Erika Ettin: TV tells us one thing … life says another
Published in Dating Advice
I got a text recently from a 40-something male client that said, “I’m anxious about restarting dating. I just want this process to be done.”
I followed up with, “When you say that you want the process to be done, what do you mean?”
Every week, an average of three clients say to me, “I hate dating. I want to be in a relationship.” And my standard response is a question that I pose right back: “You know all new relationships start with a first date, right?”
The reason I thought I this today is a new season of "The Bachelor" premieres Jan. 23. Now, let’s be clear: I do love watching the show. Mainly because it’s a trainwreck. And, of course, I can say I watch for “work purposes,” but who are we kidding? It’s a lesson in how not to go about starting a relationship.
So many dating shows rush people through some man-made obstacles in order to get to the “outcome,” and in the case of this show, the outcome is an engagement. As if to say, nothing matters until you’re engaged. I could not disagree more.
I continued to say to my client, “Dating is not something you can rush through to just be in a relationship.”
He replied: “I want to be married.”
Me: “Putting that pressure on yourself makes it feel like every date is an interview for a wife. No wonder it’s so exhausting.”
Him: “What’s the alternative? Besides having fun, enjoying the conversation, getting credit card points for paying, etc? :) Obviously I learn a lot from each interaction, both about myself and the other person.”
My aside: That doesn’t sound so bad to me! Dating should be fun … even if, or especially if, you’re dating with purpose. In fact, on a previous season of "The Bachelor," starring “Pilot Pete,” a contestant, Kelley, used the word “fun” a lot. (“I want to have fun.” “Let’s have fun.”) Peter was bothered by this, replying, “I’m not here to have fun; I’m here to find a wife.” As if those things can’t coexist. Having fun does not lessen the seriousness of a situation … it amplifies its goodness. For what it’s worth, Peter and Kelley are currently together.
Back to my client:
Me: “What, in your mind, is so grand about marriage? That stage requires work too. But different. Being married to the wrong person would be awful, so why rush the part of finding her? That’s why I want to make sure you do take the time with the process and don’t feel every woman you meet is ‘the one’ or nothing. So many people think seriously dating and fun can’t go together. But they can … and should!”
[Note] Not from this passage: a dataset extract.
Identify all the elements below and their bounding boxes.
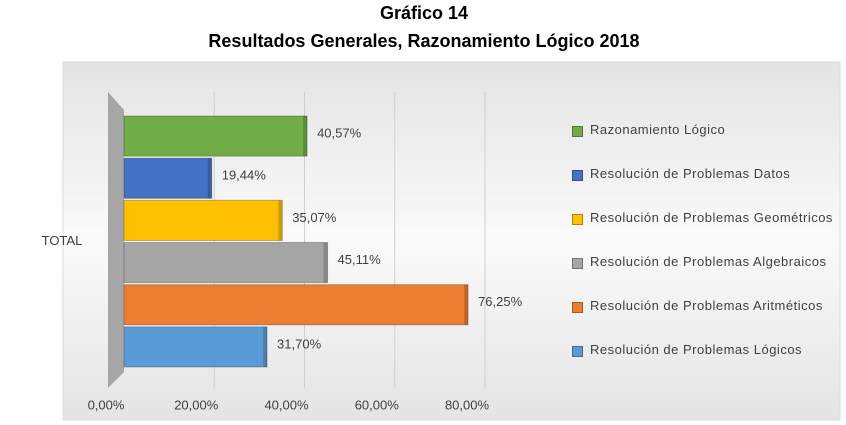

I know people are looking for that comfortable place where you can sit on the couch in your jammies, but in doing that, you’re missing all the learning opportunities that come in the earlier stages.
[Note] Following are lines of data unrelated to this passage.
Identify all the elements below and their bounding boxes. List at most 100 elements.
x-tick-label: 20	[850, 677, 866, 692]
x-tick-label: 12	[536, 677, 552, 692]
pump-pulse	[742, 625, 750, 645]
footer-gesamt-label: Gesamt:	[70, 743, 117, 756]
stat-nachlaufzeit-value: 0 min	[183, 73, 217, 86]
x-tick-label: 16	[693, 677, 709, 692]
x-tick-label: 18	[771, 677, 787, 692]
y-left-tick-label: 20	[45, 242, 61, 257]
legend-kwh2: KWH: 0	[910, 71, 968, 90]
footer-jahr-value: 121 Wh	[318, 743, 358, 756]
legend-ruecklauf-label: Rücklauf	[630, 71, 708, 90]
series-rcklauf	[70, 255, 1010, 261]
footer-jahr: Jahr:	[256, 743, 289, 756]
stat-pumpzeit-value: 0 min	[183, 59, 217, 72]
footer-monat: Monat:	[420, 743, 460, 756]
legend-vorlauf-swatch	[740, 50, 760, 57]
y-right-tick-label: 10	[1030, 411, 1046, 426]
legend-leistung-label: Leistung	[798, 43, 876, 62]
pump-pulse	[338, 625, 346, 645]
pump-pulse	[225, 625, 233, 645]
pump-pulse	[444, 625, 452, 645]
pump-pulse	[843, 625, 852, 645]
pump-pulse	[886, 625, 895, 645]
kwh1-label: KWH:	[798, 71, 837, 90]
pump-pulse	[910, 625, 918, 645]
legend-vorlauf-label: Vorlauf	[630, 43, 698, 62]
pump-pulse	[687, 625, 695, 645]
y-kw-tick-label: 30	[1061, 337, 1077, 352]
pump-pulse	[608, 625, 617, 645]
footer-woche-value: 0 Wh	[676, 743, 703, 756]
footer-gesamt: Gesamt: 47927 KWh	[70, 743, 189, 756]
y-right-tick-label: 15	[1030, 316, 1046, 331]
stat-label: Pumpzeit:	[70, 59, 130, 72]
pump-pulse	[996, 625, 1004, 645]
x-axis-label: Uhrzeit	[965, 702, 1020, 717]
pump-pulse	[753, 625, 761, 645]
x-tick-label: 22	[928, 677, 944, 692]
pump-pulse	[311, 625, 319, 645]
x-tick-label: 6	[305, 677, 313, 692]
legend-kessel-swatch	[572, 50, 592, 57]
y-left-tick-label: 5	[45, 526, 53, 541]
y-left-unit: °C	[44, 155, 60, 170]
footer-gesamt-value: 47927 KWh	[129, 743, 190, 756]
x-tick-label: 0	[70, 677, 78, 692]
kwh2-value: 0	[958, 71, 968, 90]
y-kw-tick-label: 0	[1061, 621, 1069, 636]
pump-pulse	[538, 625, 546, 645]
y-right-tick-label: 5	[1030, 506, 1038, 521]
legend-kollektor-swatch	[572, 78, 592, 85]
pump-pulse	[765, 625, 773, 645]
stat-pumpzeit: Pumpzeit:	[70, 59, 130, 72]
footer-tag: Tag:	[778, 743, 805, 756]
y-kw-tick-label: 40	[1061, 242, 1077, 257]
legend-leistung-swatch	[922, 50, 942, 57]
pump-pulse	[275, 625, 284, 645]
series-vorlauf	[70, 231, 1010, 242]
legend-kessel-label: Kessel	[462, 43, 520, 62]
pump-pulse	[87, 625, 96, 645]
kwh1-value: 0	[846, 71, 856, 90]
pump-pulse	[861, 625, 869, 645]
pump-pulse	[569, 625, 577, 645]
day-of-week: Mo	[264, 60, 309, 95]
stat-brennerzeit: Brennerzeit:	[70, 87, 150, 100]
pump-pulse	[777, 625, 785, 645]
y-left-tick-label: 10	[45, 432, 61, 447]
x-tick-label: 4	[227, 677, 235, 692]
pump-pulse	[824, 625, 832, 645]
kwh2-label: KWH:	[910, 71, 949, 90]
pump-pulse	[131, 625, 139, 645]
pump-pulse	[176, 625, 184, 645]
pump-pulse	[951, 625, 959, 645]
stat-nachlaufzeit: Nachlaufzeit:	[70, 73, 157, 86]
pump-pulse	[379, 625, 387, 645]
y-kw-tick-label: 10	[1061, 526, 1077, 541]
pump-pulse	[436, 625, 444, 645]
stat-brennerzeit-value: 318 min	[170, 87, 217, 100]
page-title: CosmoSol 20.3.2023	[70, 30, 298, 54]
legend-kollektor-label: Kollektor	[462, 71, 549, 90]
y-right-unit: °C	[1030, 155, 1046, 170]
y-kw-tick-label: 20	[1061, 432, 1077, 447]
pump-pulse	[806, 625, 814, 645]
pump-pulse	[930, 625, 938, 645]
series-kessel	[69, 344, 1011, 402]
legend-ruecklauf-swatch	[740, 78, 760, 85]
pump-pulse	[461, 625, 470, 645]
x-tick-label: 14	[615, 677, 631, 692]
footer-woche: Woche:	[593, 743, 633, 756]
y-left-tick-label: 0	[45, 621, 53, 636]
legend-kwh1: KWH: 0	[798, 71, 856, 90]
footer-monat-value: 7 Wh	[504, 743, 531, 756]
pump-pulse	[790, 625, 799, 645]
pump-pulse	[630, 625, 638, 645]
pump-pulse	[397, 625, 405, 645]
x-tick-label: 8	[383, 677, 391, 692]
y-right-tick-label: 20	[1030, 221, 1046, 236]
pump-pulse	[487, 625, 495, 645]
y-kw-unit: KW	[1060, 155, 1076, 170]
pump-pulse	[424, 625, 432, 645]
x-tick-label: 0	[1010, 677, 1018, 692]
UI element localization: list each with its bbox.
The show simply reinforces to me that the initial stages of dating should never be skipped just to have the “outcome” you want. What’s the point of the outcome if it’s not earned and grown with the right person? There’s a big difference between “playing house” and making a home.
As I would say to my client or anyone else, it’s not “done” when you meet the right person — it’s just the beginning of a new, and often more complex, stage of life. And the “dating” should never stop, even if and when you find your person.